KARACHI,  (Reuters) – Former Pakistan captain Shoaib  Malik has been cleared of wrongdoing in an integrity  investigation and can be considered for international selection  again, the Pakistan Cricket Board (PCB) said yesterday.

Shoaib Mailk

Malik had been under scrutiny since December as the PCB’s   integrity committee sought clarification from him about deposits  in his foreign bank accounts.

“Shoaib Malik was directed to provide complete information  supported with relevant documents regarding the source of the  said deposits, which he did provide,” a PCB statement said.

“The committee reviewed all the material in detail and also  verified the veracity of the said information from relevant  authorities.

“The integrity committee after detailed deliberations has  unanimously reached the conclusion that prima facie Shoaib Malik  has been able to establish that the said deposits in this  overseas account did not emanate from any questionable source or  activity,” the statement added.

“As against that no incriminating material to the contrary  was available on the record hence Shoaib Malik is hereby cleared  by the integrity committee.”

The 29-year-old Malik, who has played 32 tests and 192  one-day internationals, last played for Pakistan in England last  year.

The allrounder has been named among the reserves for  Pakistan’s coming tour to Zimbabwe and chief selector Mohsin  Khan said the selectors would soon decide if he should be  considered for the main team.

“He is now cleared by the board and being a senior player  who has done well in domestic cricket is a serious contender for  a comeback to the team,” Khan said.
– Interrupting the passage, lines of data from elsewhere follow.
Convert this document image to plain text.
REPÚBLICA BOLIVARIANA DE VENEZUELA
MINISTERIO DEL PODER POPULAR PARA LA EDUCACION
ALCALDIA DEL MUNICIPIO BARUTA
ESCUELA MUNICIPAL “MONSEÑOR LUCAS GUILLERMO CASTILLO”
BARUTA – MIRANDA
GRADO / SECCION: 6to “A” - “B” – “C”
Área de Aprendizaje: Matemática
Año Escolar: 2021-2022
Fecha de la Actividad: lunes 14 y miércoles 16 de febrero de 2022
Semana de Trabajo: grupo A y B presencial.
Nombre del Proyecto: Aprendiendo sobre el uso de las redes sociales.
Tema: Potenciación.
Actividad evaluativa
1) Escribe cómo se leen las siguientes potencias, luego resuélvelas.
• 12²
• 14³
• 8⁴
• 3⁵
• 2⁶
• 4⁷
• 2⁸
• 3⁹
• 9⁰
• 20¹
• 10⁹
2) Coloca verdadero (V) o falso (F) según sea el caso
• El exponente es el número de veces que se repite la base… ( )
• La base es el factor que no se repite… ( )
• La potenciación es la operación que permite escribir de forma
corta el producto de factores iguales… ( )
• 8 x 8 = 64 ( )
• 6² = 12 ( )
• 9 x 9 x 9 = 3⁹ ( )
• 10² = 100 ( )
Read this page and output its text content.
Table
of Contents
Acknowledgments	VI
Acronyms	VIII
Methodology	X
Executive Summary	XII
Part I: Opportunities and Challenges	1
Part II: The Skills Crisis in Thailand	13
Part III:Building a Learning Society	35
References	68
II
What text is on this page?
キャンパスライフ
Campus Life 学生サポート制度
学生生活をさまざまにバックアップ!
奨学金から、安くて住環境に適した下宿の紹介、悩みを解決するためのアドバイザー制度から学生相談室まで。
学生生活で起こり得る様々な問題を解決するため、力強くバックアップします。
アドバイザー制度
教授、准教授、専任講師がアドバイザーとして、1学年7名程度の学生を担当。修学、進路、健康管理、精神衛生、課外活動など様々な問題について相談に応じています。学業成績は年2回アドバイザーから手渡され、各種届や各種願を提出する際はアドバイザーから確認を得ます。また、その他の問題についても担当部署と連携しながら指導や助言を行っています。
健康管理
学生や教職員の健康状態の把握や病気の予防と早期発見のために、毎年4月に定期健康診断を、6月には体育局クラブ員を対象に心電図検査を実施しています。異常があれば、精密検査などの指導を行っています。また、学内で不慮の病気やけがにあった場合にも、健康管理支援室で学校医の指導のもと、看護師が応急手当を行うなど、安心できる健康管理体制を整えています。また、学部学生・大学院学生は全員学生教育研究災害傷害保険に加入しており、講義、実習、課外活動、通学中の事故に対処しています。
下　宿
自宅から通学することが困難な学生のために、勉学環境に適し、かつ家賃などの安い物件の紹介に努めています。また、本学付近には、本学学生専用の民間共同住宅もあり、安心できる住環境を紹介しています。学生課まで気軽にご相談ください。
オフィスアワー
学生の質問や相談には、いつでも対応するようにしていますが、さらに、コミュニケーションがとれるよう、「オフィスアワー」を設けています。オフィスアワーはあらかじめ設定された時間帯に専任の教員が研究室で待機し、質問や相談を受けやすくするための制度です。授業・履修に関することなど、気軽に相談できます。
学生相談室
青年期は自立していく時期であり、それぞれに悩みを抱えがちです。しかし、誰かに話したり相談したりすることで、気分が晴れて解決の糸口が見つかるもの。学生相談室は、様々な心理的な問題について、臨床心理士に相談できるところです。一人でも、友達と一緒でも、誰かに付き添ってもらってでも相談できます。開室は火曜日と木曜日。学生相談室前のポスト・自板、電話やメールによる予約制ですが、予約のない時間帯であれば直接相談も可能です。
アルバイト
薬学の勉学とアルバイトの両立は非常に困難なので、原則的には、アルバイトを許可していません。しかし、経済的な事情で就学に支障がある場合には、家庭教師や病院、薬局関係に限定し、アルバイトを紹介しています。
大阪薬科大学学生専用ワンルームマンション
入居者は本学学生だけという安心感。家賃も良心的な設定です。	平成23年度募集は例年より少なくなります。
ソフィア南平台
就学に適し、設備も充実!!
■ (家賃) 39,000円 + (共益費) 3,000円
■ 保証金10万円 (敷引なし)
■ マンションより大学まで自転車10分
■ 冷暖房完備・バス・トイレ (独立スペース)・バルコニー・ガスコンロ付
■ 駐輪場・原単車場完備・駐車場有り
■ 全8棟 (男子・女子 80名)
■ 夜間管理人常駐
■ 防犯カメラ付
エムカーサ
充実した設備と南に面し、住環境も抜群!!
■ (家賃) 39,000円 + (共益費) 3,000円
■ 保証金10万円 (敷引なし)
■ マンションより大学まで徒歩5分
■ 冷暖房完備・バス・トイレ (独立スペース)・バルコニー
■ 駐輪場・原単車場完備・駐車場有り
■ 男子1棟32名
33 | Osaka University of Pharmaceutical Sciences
Malik, who led Pakistan between 2007 and 2009 before being  stripped of the captaincy on disciplinary grounds, said he was  delighted to clear his name.

“It has been a very hard few months for me because not  playing for Pakistan was a huge gap in my life. But it is great  to be cleared and hopefully now I can start focusing on my  comeback,” he told Reuters.

The committee has yet to rule on a similar case involving  test leg-spinner Danish Kaneria.